Anarcho -punk to acid house
Chris Liberator
My girlfriend shouts at me. Here's why. Sometimes I come back from a gig with no money. She goes mad, and I'm like "I couldn't take any money off them! They were such nice people!!"
I've lived in North London all my life - well actually, I was born in an East London suburb (Hornchurch, Essex but we won't go into that!)
When I was a teenager I devoted most of my time to punk (inspired as I was by bands like Sex Pistols, Stranglers, Wire and the like). I was in a few bands and we never had the chance to play out, until the squat party scene took off and we played these mad free gigs in illegal venues. Such as West London's Centro Iberico Anarchy Centre and the original Anarchist Centre in Wapping (set up by money from a Crass and Poison Girls record). I was having a great time, meeting really interesting people and learning a whole new political agenda. The sheer attitude that dripped from anarcho-punk bands like Sub-Humans, Poison Girls, Apostles, Crass, etc really challenged the way I thought, whilst the burgeoning independent label scene spearheaded originally by labels like Rough Trade, Fast Records and Fuck Off Records showed that there was a very real alternative to the major label music stranglehold. It opened my eyes to things I wouldn't normally see.
Over the next few years my life changed. Somehow I managed to start and finish a degree in humanities (English and Philosophy) at Hatfield Poly (now Hertfordshire University) in between playing in bands including the infamous Hagar The Womb. After and during my degree I devoted me time to music, holding down shit warehouse jobs, signing on, living in dodgy rented accomodation or squatting and surviving on my wits.
Music always came first for me, and also a realisation that I didn't want to work for the corporate machine in the usual way. When Hagar the Womb split and the whole punk thing started to become a parody of itself, I started another band called "We Are Going To Eat You", which later became "Melt". We started to write songs and flex our musical muscles. In retrospect, some of the records we made sounded "indie" and dated, but it's the one and only time we tried to enter the music industry game by courting big record companies and trying to get a deal. We got fucked; caught between an indie label and various majors we got caught in a legal tangle that really killed the band off just as we were starting to get good. It taught me the one thing that I should have learnt already. Never sell out - and never lose control of what you do.
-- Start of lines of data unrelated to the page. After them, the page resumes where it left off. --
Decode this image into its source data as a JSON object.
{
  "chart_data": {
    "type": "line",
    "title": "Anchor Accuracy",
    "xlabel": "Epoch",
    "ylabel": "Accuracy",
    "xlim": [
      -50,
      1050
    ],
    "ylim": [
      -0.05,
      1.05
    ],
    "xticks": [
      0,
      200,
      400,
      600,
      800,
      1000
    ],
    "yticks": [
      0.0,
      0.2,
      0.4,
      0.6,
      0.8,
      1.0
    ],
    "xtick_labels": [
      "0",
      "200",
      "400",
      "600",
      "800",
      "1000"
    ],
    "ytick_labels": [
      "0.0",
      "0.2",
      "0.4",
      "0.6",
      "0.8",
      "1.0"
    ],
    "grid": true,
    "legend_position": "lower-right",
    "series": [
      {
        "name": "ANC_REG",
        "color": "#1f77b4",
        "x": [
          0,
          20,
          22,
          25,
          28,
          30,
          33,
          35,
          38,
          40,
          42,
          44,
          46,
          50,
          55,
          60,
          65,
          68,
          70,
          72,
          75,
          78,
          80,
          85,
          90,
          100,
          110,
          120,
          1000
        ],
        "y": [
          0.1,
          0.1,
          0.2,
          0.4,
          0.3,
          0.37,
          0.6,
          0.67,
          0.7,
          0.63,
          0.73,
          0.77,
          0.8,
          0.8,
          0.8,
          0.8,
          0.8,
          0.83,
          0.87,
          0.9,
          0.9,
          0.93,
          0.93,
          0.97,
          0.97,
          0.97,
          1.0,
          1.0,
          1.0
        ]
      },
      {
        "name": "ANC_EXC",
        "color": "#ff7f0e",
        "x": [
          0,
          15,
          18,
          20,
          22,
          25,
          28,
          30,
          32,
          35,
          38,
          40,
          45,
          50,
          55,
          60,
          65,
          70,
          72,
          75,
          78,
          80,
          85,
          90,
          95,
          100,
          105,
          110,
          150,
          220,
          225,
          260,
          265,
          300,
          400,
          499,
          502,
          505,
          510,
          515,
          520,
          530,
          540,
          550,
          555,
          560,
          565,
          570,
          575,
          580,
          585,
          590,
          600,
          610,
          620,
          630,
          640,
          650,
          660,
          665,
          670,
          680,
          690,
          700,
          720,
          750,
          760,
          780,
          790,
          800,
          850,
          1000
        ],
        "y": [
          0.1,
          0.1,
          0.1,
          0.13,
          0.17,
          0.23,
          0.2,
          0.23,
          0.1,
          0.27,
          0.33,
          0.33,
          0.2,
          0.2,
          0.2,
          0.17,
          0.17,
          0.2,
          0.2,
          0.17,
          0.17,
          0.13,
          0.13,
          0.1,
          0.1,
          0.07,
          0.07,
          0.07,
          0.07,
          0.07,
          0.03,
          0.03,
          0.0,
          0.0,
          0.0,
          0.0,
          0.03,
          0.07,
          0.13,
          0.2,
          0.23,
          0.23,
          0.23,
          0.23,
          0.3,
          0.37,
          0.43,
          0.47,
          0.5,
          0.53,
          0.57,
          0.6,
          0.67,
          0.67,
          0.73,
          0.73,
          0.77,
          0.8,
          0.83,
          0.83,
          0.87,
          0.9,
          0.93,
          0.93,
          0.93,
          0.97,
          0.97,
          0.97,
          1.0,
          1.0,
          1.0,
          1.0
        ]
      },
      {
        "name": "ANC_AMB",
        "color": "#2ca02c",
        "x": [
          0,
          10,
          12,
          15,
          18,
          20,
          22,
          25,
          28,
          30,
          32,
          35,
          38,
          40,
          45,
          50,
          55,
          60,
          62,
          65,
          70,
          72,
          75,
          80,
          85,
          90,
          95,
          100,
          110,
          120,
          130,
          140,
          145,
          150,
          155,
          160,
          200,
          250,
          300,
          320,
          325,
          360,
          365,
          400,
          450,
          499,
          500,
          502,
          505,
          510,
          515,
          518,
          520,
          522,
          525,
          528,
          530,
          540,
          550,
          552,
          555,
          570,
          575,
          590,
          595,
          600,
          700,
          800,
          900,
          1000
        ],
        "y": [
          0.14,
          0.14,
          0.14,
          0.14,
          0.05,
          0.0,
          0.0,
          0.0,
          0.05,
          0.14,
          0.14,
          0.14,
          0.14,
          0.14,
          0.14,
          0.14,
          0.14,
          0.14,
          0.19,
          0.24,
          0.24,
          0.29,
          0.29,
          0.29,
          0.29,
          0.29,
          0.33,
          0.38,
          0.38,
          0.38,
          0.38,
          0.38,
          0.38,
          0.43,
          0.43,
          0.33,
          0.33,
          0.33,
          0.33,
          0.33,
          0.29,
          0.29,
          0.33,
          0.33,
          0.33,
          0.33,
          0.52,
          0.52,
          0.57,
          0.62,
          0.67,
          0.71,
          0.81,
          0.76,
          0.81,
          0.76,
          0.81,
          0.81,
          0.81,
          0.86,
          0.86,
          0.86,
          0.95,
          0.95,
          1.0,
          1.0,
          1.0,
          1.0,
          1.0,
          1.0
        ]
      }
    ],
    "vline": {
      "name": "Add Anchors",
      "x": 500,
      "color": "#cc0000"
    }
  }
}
During the band's demise I started to get into electronic music a lot more, and inevitably dance music via Mark Stewart and the Mafia, Tackhead, Revolting Cocks and suchlike. I eventually ended up at techno around 89/90. It was at this time that I met Julian, and later Aaron, who were both into the same stuff and squatting in the same part of north-east London as me. Our mates and our scene was still very punk/squat/traveller orientated and dance music hadn't really made that much of an impact on it. Whilst me and Julian expanded our record collections and went out to raves every weekend, we still felt that this music and the new lifestyle politics of "rave" could impact on our scene without the commercial bullshit angle that was beginning to permeate it.
It was at this time that some of my friends put together a mini sound system and asked me to come down to a party in a squatted pub in Islington. It wasn't a commercial event, and it was set up like a punk squat party, but they had DJs that played techno. They called themselves The Shrape Collective, (later "Urge"). At the same time Julian was throwing similar parties in his big squatted house in Stoke Newington with bands on one floor, and techno on the other. There weren't any DJs though; just tapes. That all changed when Aaron showed his face one night; he had decks and suggested that at the next party the three of us should play together. We did, and Liberator was born.
We threw several urban parties through the autumn and winter of 1991 into 1992 whilst we became involved with many of the fledgling free party sound systems which had started up prior to and during this era, the most famous of which is probably Spiral Tribe.
Spiral Tribe was the essence of the outdoor rave scene; lots of people didn't want to pay ?30 to get into parties so they went and did it in fields, warehouses; wherever. The Bedlam crew were doing stuff around this time. We met them through Conspiracy, a party crew who we worked with during the winter of 1991, and continued to do stuff with them over the next couple of years. That period was fantastic, because the authorities were unsure of how to respond to it all until 1992 when it all exploded, culminating in the legendary Castlemorton party - and the subsequent Criminal Justice Act.
If you've never been to a free party then you're missing out. It's a shame that as a social phenomenon at least, the impact of this truly underground scene hasn't been more universally felt. It's different to club culture; more race and class divides are broken within it than anywhere else. No-one's really studied it as a social thing, maybe because it seems intimidating at first glace; I remember in the middle of the 1980s before the E explosion, the whole youth culture thing was pretty dangerous! You'd get punks fighting mods and god knows who else getting involved. E was saviour of all that, and E grew out of free parties. It turned a lot of people on to other things and made them do things a bit more meaningful than fighting rival factions. The free party scene took this a stage further and politicised it.